Winter auf Teufel komm raus?
_Landschaftliche Eingriffe Während noch vor einigen Jahren vor allem der Energie- und Wasserverbrauch der künstlichen Beschneiung im Vordergrund stand, liegt heute der Fokus immer stärker auf den teils gravierenden landschaftlichen Eingriffen, die mit der künstlichen Beschneiung verbunden sind. Im Jahr 2015 existieren in der Schweiz bereits mindestens 80 Speicherseen, welche für die künstliche Beschneiung genutzt werden, aktuell befinden sich im Minimum weitere 18 in Planung1. Die Speicherseen werden oft in alpinen Lagen gebaut, um danach den durch den Höhenunterschied entstehenden, natürlichen Wasserdruck ausnutzen zu können. Dies bedingt den Bau eines umfassenden Leitungsnetzes. Für eine möglichst effiziente Beschneiung muss der Untergrund zudem so eben wie möglich sein, was oft umfangreiche Erdarbeiten notwendig macht. In alpinen Höhenlagen können Eingriffe kaum je wieder rückgängig gemacht werden – noch unsere Kindeskinder werden die Spuren der aktuellen Bauwut sehen.

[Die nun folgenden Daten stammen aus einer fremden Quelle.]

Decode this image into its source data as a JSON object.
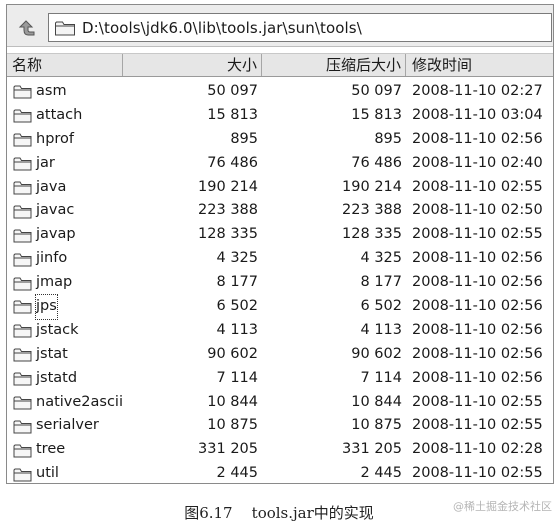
{
  "address_bar": {
    "path": "D:\\tools\\jdk6.0\\lib\\tools.jar\\sun\\tools\\"
  },
  "columns": {
    "name": "名称",
    "size": "大小",
    "compressed": "压缩后大小",
    "modified": "修改时间"
  },
  "files": [
    {
      "name": "asm",
      "size": "50 097",
      "compressed": "50 097",
      "modified": "2008-11-10 02:27"
    },
    {
      "name": "attach",
      "size": "15 813",
      "compressed": "15 813",
      "modified": "2008-11-10 03:04"
    },
    {
      "name": "hprof",
      "size": "895",
      "compressed": "895",
      "modified": "2008-11-10 02:56"
    },
    {
      "name": "jar",
      "size": "76 486",
      "compressed": "76 486",
      "modified": "2008-11-10 02:40"
    },
    {
      "name": "java",
      "size": "190 214",
      "compressed": "190 214",
      "modified": "2008-11-10 02:55"
    },
    {
      "name": "javac",
      "size": "223 388",
      "compressed": "223 388",
      "modified": "2008-11-10 02:50"
    },
    {
      "name": "javap",
      "size": "128 335",
      "compressed": "128 335",
      "modified": "2008-11-10 02:55"
    },
    {
      "name": "jinfo",
      "size": "4 325",
      "compressed": "4 325",
      "modified": "2008-11-10 02:56"
    },
    {
      "name": "jmap",
      "size": "8 177",
      "compressed": "8 177",
      "modified": "2008-11-10 02:56"
    },
    {
      "name": "jps",
      "size": "6 502",
      "compressed": "6 502",
      "modified": "2008-11-10 02:56"
    },
    {
      "name": "jstack",
      "size": "4 113",
      "compressed": "4 113",
      "modified": "2008-11-10 02:56"
    },
    {
      "name": "jstat",
      "size": "90 602",
      "compressed": "90 602",
      "modified": "2008-11-10 02:56"
    },
    {
      "name": "jstatd",
      "size": "7 114",
      "compressed": "7 114",
      "modified": "2008-11-10 02:56"
    },
    {
      "name": "native2ascii",
      "size": "10 844",
      "compressed": "10 844",
      "modified": "2008-11-10 02:55"
    },
    {
      "name": "serialver",
      "size": "10 875",
      "compressed": "10 875",
      "modified": "2008-11-10 02:55"
    },
    {
      "name": "tree",
      "size": "331 205",
      "compressed": "331 205",
      "modified": "2008-11-10 02:28"
    },
    {
      "name": "util",
      "size": "2 445",
      "compressed": "2 445",
      "modified": "2008-11-10 02:55"
    }
  ],
  "focused_item": "jps",
  "caption": "图6.17    tools.jar中的实现",
  "watermark": "@稀土掘金技术社区",
  "icons": {
    "up": "up-folder-icon",
    "address": "folder-icon",
    "item": "folder-icon"
  }
}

_ Wasserverbrauch Das hochgerechnete Wasservolumen der heute bereits realisierten, in der Befragung erhobenen Seen beträgt 7 Mio. m3. Die erwähnten Speicherseen werden bis zu fünf Mal pro Saison nachgefüllt. Hinzu kommen Wasserentnahmen aus Trinkwasserquellen, Bächen und anderen Quellen. Der tatsächliche Wasserverbrauch für die künstliche Beschneiung dürfte aus diesen Gründen um ein Vielfaches höher liegen als das berechnete Volumen der Speicherseen. Wird der Wasserverbrauch für die Beschneiung während des Winters 2013/2014 mit Zahlen des Schweizer Seilbahn-Verbandes2 und der Literatur3 berechnet, so wurden 6 bis 13 Mio. m3 Wasser zur künstlichen Beschneiung in Skigebieten verwendet. Dies entspricht etwa dem jährlichen Wasserverbrauch der Stadt Bern. In trockenen Gebieten wie z.B. Crans-Montana (VS) zeichnen sich bereits heute zukünftige Nutzungskonflikte ab.4
_Energieverbrauch Zwar wurden in den vergangenen Jahren deutlich effizientere Beschneiungssysteme entwickelt. Doch der Energieverbrauch für die künstliche Beschneiung ist immer noch enorm. Im Winter 2013/2014 wurden allein für die Grundbeschneiung (Unterlage von 30 cm) bis zu 554’000 MWh gebraucht – dies entspricht dem jährlichen Stromverbrauch von 188’000 Zwei-Personen-Haushalten.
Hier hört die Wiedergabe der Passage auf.